とある堕天使のモノガタリ
~INTROITUS~
その朝、天気予報では雪マークだったのに忍は傘を忘れて学校に行った。
俺は少し悩んだが、学校帰りにそのまま忍の高校に向かった。
高校の正門前のレールに座って忍を待つ。
高校生がゾロゾロと下校し出して、しばらくすると忍の姿を見つけた。
隣に知らない男がベッタリ張り付いており、迷惑そうな表情の忍…
俺は無表情のままツカツカ歩いて2人の前に立つと驚いた顔で俺を見た。
「右京!迎えに来てくれたの?」
嬉しそうに走って来ると俺の傘に入り腕を絡めてた。
「困ってたの。
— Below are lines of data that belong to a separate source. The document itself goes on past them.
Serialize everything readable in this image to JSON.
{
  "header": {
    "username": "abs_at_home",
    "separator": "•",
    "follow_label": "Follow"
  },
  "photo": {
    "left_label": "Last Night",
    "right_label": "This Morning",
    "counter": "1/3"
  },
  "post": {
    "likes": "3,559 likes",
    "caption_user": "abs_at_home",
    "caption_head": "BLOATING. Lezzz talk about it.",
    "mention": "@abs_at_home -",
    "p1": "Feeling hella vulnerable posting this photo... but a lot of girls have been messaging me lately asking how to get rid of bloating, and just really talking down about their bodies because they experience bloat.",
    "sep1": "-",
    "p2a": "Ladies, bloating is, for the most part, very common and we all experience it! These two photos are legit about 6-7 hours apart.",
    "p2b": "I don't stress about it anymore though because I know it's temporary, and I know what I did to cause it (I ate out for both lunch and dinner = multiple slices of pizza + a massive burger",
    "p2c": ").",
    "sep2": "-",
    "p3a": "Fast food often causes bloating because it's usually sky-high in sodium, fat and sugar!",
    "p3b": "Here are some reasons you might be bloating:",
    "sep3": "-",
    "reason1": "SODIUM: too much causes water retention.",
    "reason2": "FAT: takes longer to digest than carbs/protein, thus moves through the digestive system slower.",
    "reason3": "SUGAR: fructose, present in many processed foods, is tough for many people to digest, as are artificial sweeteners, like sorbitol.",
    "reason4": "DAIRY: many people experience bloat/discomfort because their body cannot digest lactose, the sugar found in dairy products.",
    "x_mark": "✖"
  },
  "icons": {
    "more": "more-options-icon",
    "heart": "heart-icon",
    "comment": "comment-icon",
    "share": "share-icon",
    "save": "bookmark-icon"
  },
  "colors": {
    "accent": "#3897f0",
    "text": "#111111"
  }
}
彼氏のフリしてて」
そう耳打ちされ、ちょっとテンションが上がる。
何も言わずに忍に優しく微笑むと、男に鋭い視線を送ってから学校を後にした。
それから腕を組んだまま、くだらない話をしながら帰った。
家の近づくと俺の腕から放れてしまい急に寂しくなった。
「ありがとう!また彼氏のフリ、してくれる?」
…“彼氏のフリ”…
あくまでも“フリ”かと思うと何かムカついた。
「嫌だね」
そう言うと忍はシュンとなった。
俺が足を止めると振り返った忍に…
…初めてキスをした…
「“彼氏のフリ”は御免だよ」
そう言って忍に傘を握らせて雪の中さっさと先に歩いて帰った。